Although it takes the book a fair while for its plot to narrow down on it, the central questions of the book are: was the African Pandemic natural and if it wasn’t, who engineered it and why? Answering those questions falls to activist Joan Fine, assisted by such figures as the simulated mind of Ayn Rand, her ex-husband Harry and a large cast of characters not least of whom are the crew of the pirate sub Yabba-Dabba-Do.
I used to like this but this time around I kept getting kicked out of the story by the whole nearly total extermination of black people and by the Electric Negros. It’s very clear the author opposes genocide and killing over a billion people out of what turns out to be total sociopathy is an undisputed marker of being the villain but for some reason I’ve mostly lost the capacity to laugh at something if part of it depends on obliterating more than a continent’s worth of people. I can tell you losing that ability was a real set-back for my carefree frolic through SF, a genre traditionally pretty keen on shoveling people into mass graves.
The purpose of the Electric Negros was to critique various stereotypes – I know that because the author once said “part of what I was doing with the Electric Negroes was making fun of stereotyped media portrayals of African-Americans” — but that part of the book didn’t work for me. Despite knowing they were created as racist caricatures by the grand villain of the book, I cringed every time ENs like Amos and Andy came on stage.
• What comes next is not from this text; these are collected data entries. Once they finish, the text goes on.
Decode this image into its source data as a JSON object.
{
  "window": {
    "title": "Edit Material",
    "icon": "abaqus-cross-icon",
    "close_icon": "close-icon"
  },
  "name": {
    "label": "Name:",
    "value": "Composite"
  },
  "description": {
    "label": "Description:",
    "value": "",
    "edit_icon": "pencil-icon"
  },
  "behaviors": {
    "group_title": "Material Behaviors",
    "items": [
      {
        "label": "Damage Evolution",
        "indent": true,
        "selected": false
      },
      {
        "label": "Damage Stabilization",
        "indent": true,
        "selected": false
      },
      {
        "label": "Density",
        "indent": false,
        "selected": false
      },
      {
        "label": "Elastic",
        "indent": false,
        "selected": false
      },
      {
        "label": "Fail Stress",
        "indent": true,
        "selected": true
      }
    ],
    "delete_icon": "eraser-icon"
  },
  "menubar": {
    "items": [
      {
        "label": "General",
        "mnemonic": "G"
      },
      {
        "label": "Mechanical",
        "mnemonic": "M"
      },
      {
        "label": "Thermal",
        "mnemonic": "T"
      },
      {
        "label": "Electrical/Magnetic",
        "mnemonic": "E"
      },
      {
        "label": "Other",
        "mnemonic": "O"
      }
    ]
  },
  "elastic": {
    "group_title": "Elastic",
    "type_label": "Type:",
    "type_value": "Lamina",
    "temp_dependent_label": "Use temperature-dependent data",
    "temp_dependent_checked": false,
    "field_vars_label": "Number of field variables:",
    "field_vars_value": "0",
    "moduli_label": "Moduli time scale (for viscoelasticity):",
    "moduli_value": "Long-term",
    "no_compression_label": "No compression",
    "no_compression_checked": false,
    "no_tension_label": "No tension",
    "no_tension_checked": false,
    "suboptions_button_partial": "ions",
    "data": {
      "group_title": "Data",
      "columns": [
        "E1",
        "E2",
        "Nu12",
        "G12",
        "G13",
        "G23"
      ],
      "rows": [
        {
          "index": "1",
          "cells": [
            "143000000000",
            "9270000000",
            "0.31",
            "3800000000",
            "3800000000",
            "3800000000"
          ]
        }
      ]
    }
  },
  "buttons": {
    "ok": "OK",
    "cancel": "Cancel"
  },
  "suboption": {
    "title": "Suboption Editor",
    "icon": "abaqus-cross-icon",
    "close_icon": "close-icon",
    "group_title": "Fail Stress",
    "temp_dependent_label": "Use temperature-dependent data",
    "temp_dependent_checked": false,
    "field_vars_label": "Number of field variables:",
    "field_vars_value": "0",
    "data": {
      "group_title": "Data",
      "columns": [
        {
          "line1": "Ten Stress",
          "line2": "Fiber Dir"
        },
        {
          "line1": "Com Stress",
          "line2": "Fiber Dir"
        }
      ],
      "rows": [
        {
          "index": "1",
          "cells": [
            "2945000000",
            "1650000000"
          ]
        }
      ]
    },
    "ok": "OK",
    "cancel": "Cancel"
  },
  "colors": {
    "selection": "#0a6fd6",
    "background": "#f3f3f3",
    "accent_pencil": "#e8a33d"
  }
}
Speaking of that interview, I wish the author had spent as much time getting the details of Queen Elizabeth II right as he did polishing the description of Morris Kazenstein’s dreidel.
I no longer recall the context that provoked the irritated “Mennonites!” in my notes. I do remember thinking “I will remember what that means, no need for page numbers.”
Ruff populates his 2023 with a wild variety of absurd, often eccentric but not unbelievable characters, plants them in a world that has taken some bizarre turns and assigns them the task of unraveling the secret history that led to their circumstances. It’s very easy for satire to be spiteful but for the most part the characters are treated sympathetically, even affectionately by the author. Ayn Rand’s simulated mind in particular comes to mind; it would have been trivial to make her an unsympathetic caricature but Ruff’s treatment is affectionate and as respectful as one could be, given the subject matter. Rand even gets a moment of heroism.
Over the years, people have noticed parallels between this book and Wilson and Shea’s now quite venerable Illuminatus trilogy. As with the parallels between Shadow of Earth & Kindred, Fountains of Paradise & Web Between the Worlds and The Hundred Thousand Kingdoms & Mirror Sword and Shadow Prince, they arose without any intention on the authors’ parts. That said, people who like one might to check out the other although I will warn you right now the Illuminatus trilogy is very, very, very 1970s. For that matter, I expect a lot of people who enjoy Ruff’s books would also enjoy the works of the late John Sladek and of course the reverse is true; Sladek fans should consider Ruff.
Sewer, Gas and Electric is available from a variety of sources in a variety of formats.